By The Assam Tribune

Dimapur, June 9 (IANS): One of northeast India's influential and oldest tribal separatist group National Socialist Council of Nagaland (NSCN) has split with the group's chief expelled from the outfit for alleged 'autocratic' style of functioning.

A meeting of the self-styled members of parliament of the NSCN at their mobile headquarters near Dimapur, Nagaland's commercial hub, first removed the septuagenarian chairman SS Khaplang and later expelled him from the outfit. The decision to expel Khaplang came days after he removed the outfit's self-styled commander-in-chief 'general' Khole Konyak from his post.

"The meeting deliberated on the unceremonious and unconstitutional action of chairman SS Khaplang who, without the consent and approval of the 'national assembly', removed one of the senior-most freedom fighters in South East Asia and a widely respected Naga political figure 'general', Khole Konyak, commander-in-chief of the Naga army (the outfit's armed wing)," an NSCN statement said.

"Every single member of the august house with raised right hand demanded expulsion and impeachment of SS Khaplang. And finally he was expelled."

Konyak was nominated as the acting chairman of the NSCN.

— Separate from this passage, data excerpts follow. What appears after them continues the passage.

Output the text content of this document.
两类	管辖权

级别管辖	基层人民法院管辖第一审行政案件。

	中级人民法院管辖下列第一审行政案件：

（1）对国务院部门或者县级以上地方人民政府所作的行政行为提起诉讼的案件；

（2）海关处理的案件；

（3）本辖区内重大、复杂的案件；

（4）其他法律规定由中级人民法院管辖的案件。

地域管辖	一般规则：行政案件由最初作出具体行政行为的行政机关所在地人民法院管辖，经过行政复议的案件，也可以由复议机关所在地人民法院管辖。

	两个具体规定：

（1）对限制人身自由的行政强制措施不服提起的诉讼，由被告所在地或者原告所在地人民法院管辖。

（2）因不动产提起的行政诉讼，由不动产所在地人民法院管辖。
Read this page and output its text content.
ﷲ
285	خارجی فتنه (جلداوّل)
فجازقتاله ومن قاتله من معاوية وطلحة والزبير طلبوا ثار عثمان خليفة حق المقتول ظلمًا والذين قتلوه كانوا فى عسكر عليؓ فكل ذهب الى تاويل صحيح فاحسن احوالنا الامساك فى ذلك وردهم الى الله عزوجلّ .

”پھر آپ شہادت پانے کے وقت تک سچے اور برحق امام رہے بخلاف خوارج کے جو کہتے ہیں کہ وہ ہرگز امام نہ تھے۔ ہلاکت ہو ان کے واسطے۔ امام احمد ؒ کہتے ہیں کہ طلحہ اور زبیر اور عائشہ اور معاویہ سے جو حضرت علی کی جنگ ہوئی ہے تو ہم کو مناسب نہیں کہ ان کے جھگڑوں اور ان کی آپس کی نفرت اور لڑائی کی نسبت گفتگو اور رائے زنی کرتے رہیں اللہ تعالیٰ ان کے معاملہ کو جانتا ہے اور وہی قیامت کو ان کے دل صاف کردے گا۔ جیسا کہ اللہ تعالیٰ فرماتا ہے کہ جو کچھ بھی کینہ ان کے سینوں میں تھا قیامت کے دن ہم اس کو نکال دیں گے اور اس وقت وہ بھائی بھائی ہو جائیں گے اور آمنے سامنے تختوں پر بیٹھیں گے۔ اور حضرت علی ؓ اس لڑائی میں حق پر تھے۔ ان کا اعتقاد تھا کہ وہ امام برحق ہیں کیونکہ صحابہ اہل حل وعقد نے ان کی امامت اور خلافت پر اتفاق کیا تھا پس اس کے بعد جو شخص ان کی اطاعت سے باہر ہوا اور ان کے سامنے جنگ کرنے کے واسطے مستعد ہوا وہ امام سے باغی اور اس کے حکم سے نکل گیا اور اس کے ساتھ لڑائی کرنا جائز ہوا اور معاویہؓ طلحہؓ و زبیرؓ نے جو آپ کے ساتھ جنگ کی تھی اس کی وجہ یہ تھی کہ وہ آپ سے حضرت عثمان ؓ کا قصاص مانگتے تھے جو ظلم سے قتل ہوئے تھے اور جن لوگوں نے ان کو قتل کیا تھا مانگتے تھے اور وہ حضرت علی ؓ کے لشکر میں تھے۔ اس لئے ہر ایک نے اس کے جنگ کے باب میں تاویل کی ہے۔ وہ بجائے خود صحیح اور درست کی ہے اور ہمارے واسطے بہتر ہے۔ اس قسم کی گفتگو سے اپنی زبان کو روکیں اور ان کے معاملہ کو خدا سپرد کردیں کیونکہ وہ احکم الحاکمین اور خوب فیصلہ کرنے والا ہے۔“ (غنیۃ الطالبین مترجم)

The NSCN had split into two factions in 1988 following ideological differences. The two NSCN groups, one led by guerrilla leaders Isak Chishi Swu and Thuingaleng Muivah (NSCN-IM), and the other faction, until recently headed by S.S. Khaplang (NSCN-Khaplang), have been engaged in a bitter turf war for territorial supremacy with an estimated 500 cadres killed in the past decade.

The two factions are also operating a ceasefire with New Delhi - the NSCN-IM is currently holding talks with the Indian government after entering into a truce in 1997. The Khaplang faction of the NSCN is yet to begin formal peace talks although it entered into a ceasefire in 2001.

Khaplang, since the NSCN split in 1988, was operating out of Myanmar and never visited Nagaland.